Other researchers are exploring using non-viral methods of getting the edited DNA into the T cells in the first place. And some teams are trying CAR T-cell therapy with other immunotherapies such as checkpoint inhibitors that could act as “on-off” switches for T-cells.

At least one company is exploring if they can develop off-the-shelf CARs, agents that would not have to be isolated from a patient’s cells, but could be a ready-made template that could be altered to order, even if a patient doesn’t have enough healthy B cells to culture.

“In our early studies, we find that these off-the-shelf CARs are very potent,” says André Choulika, Ph.D., chairman and CEO of Cellectis, the company exploring this approach. “We think that may be because we start with healthy cells, not ones battered by chemo.”

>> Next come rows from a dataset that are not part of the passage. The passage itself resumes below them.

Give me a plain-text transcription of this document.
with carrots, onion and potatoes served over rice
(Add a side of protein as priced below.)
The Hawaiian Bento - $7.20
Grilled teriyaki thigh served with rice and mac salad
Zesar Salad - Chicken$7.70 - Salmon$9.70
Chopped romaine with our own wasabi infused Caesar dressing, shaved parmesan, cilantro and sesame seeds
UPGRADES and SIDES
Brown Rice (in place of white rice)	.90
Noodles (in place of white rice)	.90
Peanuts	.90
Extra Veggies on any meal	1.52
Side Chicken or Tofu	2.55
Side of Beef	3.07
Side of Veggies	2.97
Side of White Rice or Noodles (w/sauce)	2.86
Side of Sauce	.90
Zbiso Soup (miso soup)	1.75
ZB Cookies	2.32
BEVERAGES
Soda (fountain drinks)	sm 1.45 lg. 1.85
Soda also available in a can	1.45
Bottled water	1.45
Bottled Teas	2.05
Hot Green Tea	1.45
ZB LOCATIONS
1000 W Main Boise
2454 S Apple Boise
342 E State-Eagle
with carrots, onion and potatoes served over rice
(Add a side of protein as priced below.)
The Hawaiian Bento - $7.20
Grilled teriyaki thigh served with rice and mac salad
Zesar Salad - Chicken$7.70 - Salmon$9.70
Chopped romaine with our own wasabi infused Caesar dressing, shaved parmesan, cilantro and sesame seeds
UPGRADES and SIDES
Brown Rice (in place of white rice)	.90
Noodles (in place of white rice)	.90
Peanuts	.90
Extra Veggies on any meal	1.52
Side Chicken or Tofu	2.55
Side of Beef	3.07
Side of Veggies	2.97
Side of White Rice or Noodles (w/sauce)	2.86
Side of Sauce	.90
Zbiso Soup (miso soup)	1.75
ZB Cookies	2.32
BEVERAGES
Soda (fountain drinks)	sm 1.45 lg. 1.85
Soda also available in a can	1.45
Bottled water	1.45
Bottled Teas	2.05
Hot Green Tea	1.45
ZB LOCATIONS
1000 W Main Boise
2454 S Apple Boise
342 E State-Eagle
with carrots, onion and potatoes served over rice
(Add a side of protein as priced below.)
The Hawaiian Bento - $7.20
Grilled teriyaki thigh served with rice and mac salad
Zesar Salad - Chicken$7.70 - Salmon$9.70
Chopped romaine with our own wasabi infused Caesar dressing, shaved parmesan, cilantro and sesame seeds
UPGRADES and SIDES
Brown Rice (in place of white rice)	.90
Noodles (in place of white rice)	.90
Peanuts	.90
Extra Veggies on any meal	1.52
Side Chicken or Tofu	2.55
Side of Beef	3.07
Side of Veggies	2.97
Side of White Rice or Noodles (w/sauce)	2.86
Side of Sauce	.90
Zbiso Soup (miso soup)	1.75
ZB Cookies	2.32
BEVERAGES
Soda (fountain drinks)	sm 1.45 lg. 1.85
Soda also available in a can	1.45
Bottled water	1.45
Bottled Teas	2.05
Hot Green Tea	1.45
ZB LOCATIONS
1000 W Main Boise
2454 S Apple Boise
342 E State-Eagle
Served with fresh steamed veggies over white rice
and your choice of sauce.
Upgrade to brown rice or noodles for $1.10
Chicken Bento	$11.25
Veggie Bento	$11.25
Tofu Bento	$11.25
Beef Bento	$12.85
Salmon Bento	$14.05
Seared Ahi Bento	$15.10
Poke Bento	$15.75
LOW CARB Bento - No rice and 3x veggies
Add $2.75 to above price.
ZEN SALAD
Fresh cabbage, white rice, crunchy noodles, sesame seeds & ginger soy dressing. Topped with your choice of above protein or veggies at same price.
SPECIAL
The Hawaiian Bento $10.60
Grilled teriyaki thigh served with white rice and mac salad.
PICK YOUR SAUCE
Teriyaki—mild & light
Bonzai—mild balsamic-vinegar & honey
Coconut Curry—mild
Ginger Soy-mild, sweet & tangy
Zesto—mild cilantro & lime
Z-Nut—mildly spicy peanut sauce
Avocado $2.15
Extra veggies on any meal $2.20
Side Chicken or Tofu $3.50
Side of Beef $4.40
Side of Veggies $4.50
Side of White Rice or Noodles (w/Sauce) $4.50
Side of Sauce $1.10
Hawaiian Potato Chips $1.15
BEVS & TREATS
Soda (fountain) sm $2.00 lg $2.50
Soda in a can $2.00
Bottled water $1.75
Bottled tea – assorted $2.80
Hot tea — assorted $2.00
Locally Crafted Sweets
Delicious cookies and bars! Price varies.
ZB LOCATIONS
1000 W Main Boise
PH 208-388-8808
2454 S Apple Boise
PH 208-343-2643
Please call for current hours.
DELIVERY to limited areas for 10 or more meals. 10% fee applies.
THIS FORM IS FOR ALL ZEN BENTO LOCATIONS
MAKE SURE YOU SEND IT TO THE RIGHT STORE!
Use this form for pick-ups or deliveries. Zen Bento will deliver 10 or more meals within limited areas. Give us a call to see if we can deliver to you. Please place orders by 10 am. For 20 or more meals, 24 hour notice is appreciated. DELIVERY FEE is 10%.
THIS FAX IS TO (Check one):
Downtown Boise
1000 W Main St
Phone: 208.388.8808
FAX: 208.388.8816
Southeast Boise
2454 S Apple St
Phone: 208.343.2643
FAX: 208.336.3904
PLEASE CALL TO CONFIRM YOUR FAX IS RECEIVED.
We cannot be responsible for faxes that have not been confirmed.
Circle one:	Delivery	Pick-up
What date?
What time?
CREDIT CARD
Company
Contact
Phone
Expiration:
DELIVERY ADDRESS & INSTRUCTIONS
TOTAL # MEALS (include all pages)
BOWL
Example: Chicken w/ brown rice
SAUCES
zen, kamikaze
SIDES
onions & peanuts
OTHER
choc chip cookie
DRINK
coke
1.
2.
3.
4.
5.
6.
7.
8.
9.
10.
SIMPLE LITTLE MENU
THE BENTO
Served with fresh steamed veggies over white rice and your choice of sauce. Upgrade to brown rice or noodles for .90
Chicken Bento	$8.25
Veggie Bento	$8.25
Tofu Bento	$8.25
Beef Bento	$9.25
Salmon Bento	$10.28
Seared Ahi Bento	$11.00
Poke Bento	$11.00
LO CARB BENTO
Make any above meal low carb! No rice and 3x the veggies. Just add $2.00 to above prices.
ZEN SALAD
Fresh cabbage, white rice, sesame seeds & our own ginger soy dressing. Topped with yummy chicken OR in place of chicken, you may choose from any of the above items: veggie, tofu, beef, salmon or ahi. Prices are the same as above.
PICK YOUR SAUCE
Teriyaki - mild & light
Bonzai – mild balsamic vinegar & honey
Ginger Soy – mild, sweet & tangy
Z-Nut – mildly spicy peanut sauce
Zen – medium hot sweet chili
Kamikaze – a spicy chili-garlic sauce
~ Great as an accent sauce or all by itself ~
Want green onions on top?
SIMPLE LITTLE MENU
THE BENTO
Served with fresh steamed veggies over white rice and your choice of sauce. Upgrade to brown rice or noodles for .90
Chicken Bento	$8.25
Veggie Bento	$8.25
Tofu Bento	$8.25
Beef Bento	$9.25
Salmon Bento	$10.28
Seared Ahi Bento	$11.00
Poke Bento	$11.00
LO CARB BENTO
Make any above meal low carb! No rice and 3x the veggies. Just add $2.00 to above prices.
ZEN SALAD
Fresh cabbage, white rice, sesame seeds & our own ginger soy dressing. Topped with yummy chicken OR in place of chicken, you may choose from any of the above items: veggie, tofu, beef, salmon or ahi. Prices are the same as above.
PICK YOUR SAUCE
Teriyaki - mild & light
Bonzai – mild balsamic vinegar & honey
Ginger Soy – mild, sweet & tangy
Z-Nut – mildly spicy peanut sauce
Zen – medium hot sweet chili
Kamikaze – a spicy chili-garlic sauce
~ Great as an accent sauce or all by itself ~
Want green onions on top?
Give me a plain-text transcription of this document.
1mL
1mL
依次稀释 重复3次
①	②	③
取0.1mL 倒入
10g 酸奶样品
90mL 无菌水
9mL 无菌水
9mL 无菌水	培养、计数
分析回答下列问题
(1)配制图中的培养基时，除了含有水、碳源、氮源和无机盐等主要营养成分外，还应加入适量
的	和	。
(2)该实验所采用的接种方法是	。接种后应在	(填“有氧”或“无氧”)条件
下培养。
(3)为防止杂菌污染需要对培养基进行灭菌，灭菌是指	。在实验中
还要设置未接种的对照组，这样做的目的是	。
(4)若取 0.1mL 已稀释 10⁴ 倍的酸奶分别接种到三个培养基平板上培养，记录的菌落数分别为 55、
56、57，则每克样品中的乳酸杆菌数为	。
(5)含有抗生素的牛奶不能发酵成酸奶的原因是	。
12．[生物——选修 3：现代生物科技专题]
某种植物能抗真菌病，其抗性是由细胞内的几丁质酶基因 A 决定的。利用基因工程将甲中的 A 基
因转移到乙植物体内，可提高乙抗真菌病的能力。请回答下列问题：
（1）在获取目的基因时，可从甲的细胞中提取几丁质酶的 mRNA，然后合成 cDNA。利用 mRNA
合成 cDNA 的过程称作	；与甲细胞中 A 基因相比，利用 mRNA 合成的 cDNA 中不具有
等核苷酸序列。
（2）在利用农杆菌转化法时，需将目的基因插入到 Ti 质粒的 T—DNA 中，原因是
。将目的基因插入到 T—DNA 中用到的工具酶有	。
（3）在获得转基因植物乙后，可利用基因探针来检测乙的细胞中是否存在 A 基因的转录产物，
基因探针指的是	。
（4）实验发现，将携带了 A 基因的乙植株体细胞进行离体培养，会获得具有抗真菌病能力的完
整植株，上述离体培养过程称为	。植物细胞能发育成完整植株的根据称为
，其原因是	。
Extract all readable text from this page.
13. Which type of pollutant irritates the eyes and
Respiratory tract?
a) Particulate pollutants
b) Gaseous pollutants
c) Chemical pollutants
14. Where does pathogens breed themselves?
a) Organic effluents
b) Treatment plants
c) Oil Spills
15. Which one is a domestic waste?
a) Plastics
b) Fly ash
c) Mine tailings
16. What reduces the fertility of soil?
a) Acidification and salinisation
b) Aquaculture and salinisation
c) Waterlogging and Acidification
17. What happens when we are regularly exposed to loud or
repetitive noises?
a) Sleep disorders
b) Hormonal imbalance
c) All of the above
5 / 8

Many experts hope that the CAR approach may someday be used against new targets in solid cancers, such as EGFR in glioblastoma or CMET in other solid tumors. Various current studies are exploring CARs to fight sarcoma, a cancer of soft tissue, advanced prostate cancers, multiple myeloma, tumors of the chest cavity, mesothelioma, lung, breast and ovarian cancer. In a December 2016 case study, a report of just one patient, a patient close to death because of glioblastoma, a brain cancer, had CARs transfused into both his tumor cavity and his cerebrospinal fluid. The patient, a urologist with a busy practice, made such a full recovery that he was able to return to work.

“Really applying CARs in solid tumors is our next frontier, our next challenge,” says Christine Brown, Ph.D., associate director of the T Cell Therapeutics Research Laboratory at City of Hope, in Los Angeles, and the scientist who oversaw the glioblastoma case. "Our goal is to show that this therapy can have promise against many other tumors not just those that have the CD19 antigen.”

The application to solid tumors remains challenging, experts say. Blood cancers are essentially the excessive multiplication of single cancerous cells. That’s a more straightforward target than a solid tumor, which is a bit like an organ gone rogue, with its own microenvironment and vascular system. Solid tumors also create various cell messengers that can dampen the immune response. And then there’s the question of delivery: tumors may occur deep within healthy tissues. “We have really opened the door to use the human immune system to cure cancer in the last two or three years,” says Andrew Pecora, M.D., vice president of Cancer Services at John Theurer Cancer Center in New Jersey. “We’re in the first room of this house, so to speak. It’s so exciting and profound. There are lots of reasons to be hopeful. That’s not hype. That’s real.”